Yestersol's IDD sequence had mixed results. The RAT failed to establish solid contact with the bumpy surface of this rock, so we didn't do the brush. Instead, the sequence simply proceeded to take MIs of the unbrushed surface and place the MB there.
This isn't the worst thing that could have happened. The MB is pretty good at seeing through the dust anyway, so we'll still get good science results from it even though the brushing never took place. However, the APXS can't see through the dust, so we really need to brush the darn thing thisol. We're falling farther and farther behind our drive metric all the time, and with Christmas coming this weekend, a failure to brush now could end up blowing most of a week. And that really wouldn't be good.
What happened yesterday was complex: almost exactly at the nominal contact position, the RAT's contact switches tripped briefly, but then rapidly gained and lost contact several times in less than a second. The initial firing of the contact switches stopped any further motion toward the rock face, but the sequence's subsequent check for contact failed because the switches had changed state by the time that check happened.
Clearly, we need some approach that checks whether we've made contact and autonomously tries again if it hasn't. The solution Frank and Matt Heverly and I come up with is something we've never tried before; we call it the "phased approach." First we'll try to place the RAT the same as we did yesterday, only without attempting any overdrive. (This will probably work, since we contacted 2mm early yestersol.) Then we'll have the sequence check for contact, and if it doesn't see contact, it'll push forward 5mm and check again. If still not in contact, it'll push forward 5mm and try again, then yet again, for a total of three tries (and 1.5cm total overdrive, about the most we dare command). And if we're still not in contact after all that, we'll try the whole routine again on an alternate target -- the same position, but with a slight tweak to the surface normal, so that we'll come in at a different angle.

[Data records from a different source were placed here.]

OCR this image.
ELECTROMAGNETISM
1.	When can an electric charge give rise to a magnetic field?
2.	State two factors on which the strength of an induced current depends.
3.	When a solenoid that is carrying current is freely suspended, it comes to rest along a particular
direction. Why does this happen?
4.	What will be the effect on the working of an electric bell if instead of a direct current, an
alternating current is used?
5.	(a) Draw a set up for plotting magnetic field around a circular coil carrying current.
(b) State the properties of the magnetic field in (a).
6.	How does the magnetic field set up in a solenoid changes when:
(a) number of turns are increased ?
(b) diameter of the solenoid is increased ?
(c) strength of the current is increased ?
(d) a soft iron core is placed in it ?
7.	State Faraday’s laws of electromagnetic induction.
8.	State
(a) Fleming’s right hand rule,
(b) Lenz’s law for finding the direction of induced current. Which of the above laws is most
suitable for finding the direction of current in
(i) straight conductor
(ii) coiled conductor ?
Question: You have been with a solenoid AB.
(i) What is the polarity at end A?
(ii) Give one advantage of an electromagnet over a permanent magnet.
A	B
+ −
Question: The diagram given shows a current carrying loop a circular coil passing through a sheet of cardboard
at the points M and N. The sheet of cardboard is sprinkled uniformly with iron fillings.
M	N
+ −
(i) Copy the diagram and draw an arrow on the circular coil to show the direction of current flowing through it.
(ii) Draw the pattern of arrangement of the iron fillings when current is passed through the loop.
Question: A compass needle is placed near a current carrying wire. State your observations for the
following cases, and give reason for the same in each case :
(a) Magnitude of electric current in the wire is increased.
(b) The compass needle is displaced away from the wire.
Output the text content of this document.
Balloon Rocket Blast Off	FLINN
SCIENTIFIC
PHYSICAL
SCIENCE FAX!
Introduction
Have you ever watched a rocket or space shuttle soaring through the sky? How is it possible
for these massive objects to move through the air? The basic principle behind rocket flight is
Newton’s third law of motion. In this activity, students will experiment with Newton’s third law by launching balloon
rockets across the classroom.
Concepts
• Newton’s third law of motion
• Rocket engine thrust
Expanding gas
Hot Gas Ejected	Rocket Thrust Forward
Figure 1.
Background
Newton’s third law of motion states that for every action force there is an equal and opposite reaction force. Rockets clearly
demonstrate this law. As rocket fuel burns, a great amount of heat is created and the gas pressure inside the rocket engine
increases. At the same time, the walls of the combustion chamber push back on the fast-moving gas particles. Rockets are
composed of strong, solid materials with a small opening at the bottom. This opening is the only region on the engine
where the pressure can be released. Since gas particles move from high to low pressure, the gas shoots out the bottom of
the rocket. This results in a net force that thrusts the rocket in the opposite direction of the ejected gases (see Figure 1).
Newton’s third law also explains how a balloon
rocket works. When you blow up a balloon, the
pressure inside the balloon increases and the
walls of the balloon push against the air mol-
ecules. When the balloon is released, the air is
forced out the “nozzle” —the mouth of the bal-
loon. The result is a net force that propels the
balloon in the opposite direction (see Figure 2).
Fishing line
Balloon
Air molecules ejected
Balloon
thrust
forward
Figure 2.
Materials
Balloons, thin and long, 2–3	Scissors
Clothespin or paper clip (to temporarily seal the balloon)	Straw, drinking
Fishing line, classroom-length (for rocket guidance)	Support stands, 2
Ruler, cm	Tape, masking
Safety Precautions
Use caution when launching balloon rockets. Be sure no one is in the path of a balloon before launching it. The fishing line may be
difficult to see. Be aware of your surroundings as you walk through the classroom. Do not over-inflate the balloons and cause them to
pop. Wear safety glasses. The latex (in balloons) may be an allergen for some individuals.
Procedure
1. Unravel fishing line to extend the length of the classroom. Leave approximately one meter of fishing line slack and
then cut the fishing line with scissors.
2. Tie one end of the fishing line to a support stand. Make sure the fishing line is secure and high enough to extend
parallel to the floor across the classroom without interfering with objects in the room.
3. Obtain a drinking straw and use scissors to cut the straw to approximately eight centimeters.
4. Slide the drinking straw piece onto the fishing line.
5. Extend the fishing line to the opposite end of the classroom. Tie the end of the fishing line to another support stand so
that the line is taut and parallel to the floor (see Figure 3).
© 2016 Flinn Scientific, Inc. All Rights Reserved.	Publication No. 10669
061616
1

If we're still not in contact, well ... then we give up. But at least we will have tried, and tried hard.
Though this approach sounds pretty complex, it's reasonably simple to sequence. I'm a good chunk of the way through it when Ashitey arrives to object. At first he's not comfortable brushing at all, since this switch-bouncing behavior isn't something we've seen before. He ultimately relents there, but still has problems with what we're up to.
"I think what you're doing is too complicated," he says. "You're doing things we've never done before." He doesn't say so outright, but this is clearly a sort of threat -- if we want to do what we're doing, he's going to make enough of a stink that we'll have to run it by Project management. "You should keep it simple -- just try again one time, with the tweaked surface normal."
"Besides," he continues, "you know it'll make contact if you just try again with the tweaked target."
But I don't know that. And I don't really think what we're doing is unreasonably complex, especially considering the downside: we have to stay here until we get this done, and since Home Plate is slipping farther and farther away every day, we should make every effort we can to get this to work (consistent with the safety of the vehicle, as always). And while it's true that we're doing something we've never done before, all of the parts of it are things that we have done before. "We invent techniques all the time without taking them to the Project level," I point out. "You think we should involve Jim Erickson every time we add something to a slip check?"
Ashitey backs off on the "first-time activity" line, but still pushes to make the thing simpler. We argue about it for a while, and perversely, our eventual compromise is even more complex than what we had when he came in. Now, we're first going to try the usual-style (non-phased) approach on the tweaked target. If that fails to make contact, we go to the original plan: try a phased approach on the original target, and if that fails to work, we try a phased approach on the tweaked target -- and only then, only if all that fails, we give up.
I'm not sure how that happened, but that's where we wind up.
All of this arguing pushes us pretty late -- by the time we're done, it's approaching 08:00, rover time, only an hour or so before we uplink. Someone remarks on this, but it fails to impress Mark Adler. "Ah, that's nothing," he says. "We used to CAM during the uplink window."
Well, I know they did that once. But it's not something anyone wants to repeat, you may be sure.